Il est vrai que Snowden est devenu un personnage plus que fréquentable, y compris dans de vastes segments de la presse-Système, y compris dans les considérations officielles les plus affirmées. Ainsi en est-il, pour ce dernier cas, de la visite officielle et publiquement annoncée qu’une délégation de parlementaires brésiliens de la commission des affaires étrangères du Parlement a prévu de faire à Moscou, pour s’informer auprès de Snowden de l’ampleur du programme US de surveillance et d’espionnage de la NSA au Brésil. Snowden est en passe d’acquérir un statut quasi-officiel de “consultant” stratégique auprès de vastes entités, soit des États, soit des entreprises, etc., qui sont l’objet d’actions intrusives de la part de la NSA, tout en consolidant sa position héroïque de dénonciateur du Système, et certainement le dénonciateur le plus efficace et le plus formidable de toutes les annales. (Daniel Ellsberg, l’homme des Pentagon Papers et grand “ancêtre” de tous les whistleblower, parlant la semaine dernière à l’acteur John Cusack [voir plus loin] : «I've been waiting 40 years for Edward Snowden, and his revelations are the most important in US history, including the Pentagon Papers.»)
Par contraste, toujours selon Jenkins, les directions politiques du bloc BAO sont de plus en plus comparées aux pires références, comme Jenkins l’observe, s’en prenant au gouvernement britannique qui est sa cible favorite dans le commentaire cité : «While Washington has been tearing itself apart, dismissive remarks by William Hague in the Commons and Lady Warsi in the Lords could have passed muster in Andropov's supreme soviet...»
• On citait plus haut l’acteur John Cusack, qui signe un commentaire dans The Guardian le 18 septembre 2013, au titre de membre actif de la direction de l’association Freedom Press Foundation (FPF), où il siège à côté de Greenwald et de Poitras. Il s’agit donc d’une intervention politique en faveur de la protection des journalistes qui sont l’objet de harcèlement des autorités officielles. Il n’empêche que Cusack est un acteur confirmé à Hollywood et que sa sortie représente également un signe de la possible implication de Hollywood dans la crise Snowden/NSA et la polémique qui l’accompagne. Son commentaire concerne essentiellement la NSA et Snowden lui-même...

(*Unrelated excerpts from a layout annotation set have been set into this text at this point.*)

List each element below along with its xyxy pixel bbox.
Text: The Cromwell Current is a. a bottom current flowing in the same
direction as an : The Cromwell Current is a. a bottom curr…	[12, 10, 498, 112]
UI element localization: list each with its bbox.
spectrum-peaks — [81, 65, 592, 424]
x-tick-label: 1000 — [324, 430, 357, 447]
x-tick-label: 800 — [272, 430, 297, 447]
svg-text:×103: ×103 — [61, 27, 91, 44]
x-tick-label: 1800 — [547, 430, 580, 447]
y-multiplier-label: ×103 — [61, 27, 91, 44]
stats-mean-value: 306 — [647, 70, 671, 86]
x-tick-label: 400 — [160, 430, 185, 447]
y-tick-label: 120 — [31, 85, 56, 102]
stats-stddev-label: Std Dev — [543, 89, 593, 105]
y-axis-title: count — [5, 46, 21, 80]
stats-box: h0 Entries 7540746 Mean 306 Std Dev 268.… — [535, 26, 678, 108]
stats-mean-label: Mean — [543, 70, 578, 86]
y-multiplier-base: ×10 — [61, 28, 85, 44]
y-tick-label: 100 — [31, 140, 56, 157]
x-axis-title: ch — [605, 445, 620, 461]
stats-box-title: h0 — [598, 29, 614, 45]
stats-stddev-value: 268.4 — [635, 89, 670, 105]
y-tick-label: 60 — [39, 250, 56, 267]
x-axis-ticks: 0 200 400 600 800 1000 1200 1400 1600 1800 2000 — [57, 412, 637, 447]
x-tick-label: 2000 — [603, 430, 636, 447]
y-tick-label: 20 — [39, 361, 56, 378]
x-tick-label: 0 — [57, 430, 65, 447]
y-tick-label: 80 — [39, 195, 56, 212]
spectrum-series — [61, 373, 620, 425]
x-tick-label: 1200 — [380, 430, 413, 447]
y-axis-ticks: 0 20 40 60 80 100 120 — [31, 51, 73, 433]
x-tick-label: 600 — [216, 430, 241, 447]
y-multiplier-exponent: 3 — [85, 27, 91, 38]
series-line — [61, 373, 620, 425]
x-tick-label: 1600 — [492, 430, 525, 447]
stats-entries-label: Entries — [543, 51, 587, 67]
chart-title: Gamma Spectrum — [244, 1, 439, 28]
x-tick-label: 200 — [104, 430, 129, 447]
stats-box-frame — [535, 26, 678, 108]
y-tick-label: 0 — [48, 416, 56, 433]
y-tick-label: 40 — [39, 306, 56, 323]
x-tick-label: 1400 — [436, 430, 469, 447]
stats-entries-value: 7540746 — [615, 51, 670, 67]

«Another week and another wave of stories on the NSA and the unconstitutional out-of-control surveillance state hit the digital newsstands, showing once again why the tide is turning. Some revelations are so surreal, it's hard not to assume they're satire. NSA chief Keith Alexander seems to be modeling his ambitions and visions for international spying after General Curtis LeMay's views on nuclear war. Meanwhile, despite the massive smear campaign against Edward Snowden, opinion polls stand clearly with the truth-tellers. People know they have a right to know what the government is doing in their names. State secrecy is on the run, while American privacy, long rumored dead, is alive and kicking and wants the fight out in the open – in the sunlight and in the public square.»
Cet intérêt d’Hollywood pour la crise Snowden/NSA est confirmé par l’intervention d’un acteur de grand poids dans le cinéma US et international, Matt Damon. La prise de position de Damon, directement en faveur de Snowden qu'il juge héroïque, est d’un grand poids dans la mesure où il est politiquement très actif, qu’il a été un des plus fervents soutiens d’Obama, qu’il a depuis rompu avec lui à cause de sa politique illégale et destructrice de sécurité nationale, ce qu’il a d’ailleurs signifié au président au cours d’un entretien. Damon illustre ainsi parfaitement une position courante à Hollywood, libérale et de soutien initial à Obama, mais en la portant courageusement à son terme logique qui est de rejeter Obama à cause de la trahison complète de ses engagements électoraux. Jusqu’ici, Hollywood restait figé dans son soutien à Obama, aussi bien par conformisme libéral que par crainte de tomber sous l’accusation de racisme qui relève du sacrilège terroriste ; les prises de position de Damon et de Cusack rompent avec cet immobilisme couard. Si l’on signale cette évolution, c’est à cause de l’importance massive au niveau de l’influence de Hollywood dans le débat politique, dans le système de la communication. La position de Damon était présentée par WSWS.org le 31 août 2013.
«Matt Damon, one of the most popular film actors currently working, told a BBC television host last week that he supported the actions of Edward Snowden, the whistle-blower who has lifted the lid on the criminal activities of the National Security Agency (NSA). Damon, who has received three Academy Award nominations, five Golden Globe nominations and five Screen Actors Guild Awards nominations, told Husam Asi, host of the BBC Arabic television show “Alternative Cinema” [Cinema Badila], that Snowden had done “a great thing.” The clip was posted on YouTube August 22, and the entire interview aired on “Alternative Cinema” two days later.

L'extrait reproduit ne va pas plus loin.